5. Network With Dates Who Didn’t Work Out
This may seem like strange advice, but according to marriage and family therapist Dana McNeil, the more you expand your social circle, the more likely it is you’ll meet someone.
“If you and a date don’t work out having a love match, but you really like the person and their character, there is no reason you can’t help each other to network your perspective groups of friends or family members,” she says. “If you are both able to be mature and acknowledge that a love connection isn’t happening for the two of you, why not put your collective network to good use and consider if there is someone that either of you knows who might be a good match?”

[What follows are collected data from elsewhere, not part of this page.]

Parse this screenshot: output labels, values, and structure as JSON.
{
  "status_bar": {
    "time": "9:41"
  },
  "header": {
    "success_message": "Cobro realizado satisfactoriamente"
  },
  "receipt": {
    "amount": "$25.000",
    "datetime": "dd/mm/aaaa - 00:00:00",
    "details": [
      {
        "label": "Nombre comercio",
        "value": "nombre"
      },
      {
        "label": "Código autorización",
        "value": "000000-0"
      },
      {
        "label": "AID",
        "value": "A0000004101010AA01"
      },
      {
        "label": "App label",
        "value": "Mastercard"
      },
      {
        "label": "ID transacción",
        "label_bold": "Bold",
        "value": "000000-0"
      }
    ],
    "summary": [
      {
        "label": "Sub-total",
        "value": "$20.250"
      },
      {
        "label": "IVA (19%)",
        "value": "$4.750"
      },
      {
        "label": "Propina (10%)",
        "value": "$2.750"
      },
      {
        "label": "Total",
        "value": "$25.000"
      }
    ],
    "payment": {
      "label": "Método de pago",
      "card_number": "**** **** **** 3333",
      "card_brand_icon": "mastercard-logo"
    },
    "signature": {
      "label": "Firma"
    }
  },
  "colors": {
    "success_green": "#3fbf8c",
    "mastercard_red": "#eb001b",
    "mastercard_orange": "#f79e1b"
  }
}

6. Ask People in Your Life to Set You Up
“It is very likely the people you admire and genuinely care for in your world hang out with and have a close relationship with other admirable and quality people who may also be looking for a new love,” says McNeil. “Letting your network (co-workers, neighbours, colleagues, etc.) know you are open to and interested in meeting some new people this year is just reinforcing your efforts with help from a community who probably has your back, and wants to help you find the best match.”
7. Leave Selfies and Filters in 2019
Speaking of online dating profiles, start putting your true self out there in 2020.
“Dating profiles that are filled with selfies make that person look like they have no social life, or like they love themselves more than anyone else ever could,” says dating profile writer Eric Resnick. “You don’t need a ton of group shots in your profile, but have your friend’s take some pics for you. You are going to have a much more natural smile when you are relaxing with your friends than when you are trying to look at the screen with one eye and at the lens with the other.”
8. Don’t Just “Spray and Pray” Online Dating Messages
Sending out the same message to hundreds of potential matches online may make your inbox more full, but if you’re serious about finding love this year, Resnick says to go for quality over quantity.
“Don’t message a woman unless there’s some evidence in her profile that she’s looking for someone like you,” he says.
9. Don’t Be Afraid to Get Off the Wheel
Dating apps can be great tools to help you find love, but they can also burn you out. If it’s too much to handle, it’s alright if you want to take a breather.
“Online dating should not be a part-time job,” says Resnick. “If you’re spending more than 20 minutes of your day on it in 2019, it’s time to limit yourself in 2020. FOMO isn’t real here, but burnout is. The people you don’t see today will still be there tomorrow, but your will to find them might not be.”
10. Know What You Value
What actually matters to you in a relationship? Getting clear on what you value most in a potential partner will help make it clear when you’ve found the right one for you.
“When you are unsure what matters to you in a relationship, it can be easy to be swayed purely by chemistry rather than an actual character traits connection,” says Cook. “Does your ideal life include adventure, safety, achievement, connection, creativity? From this, you can begin identifying what matters most to you.”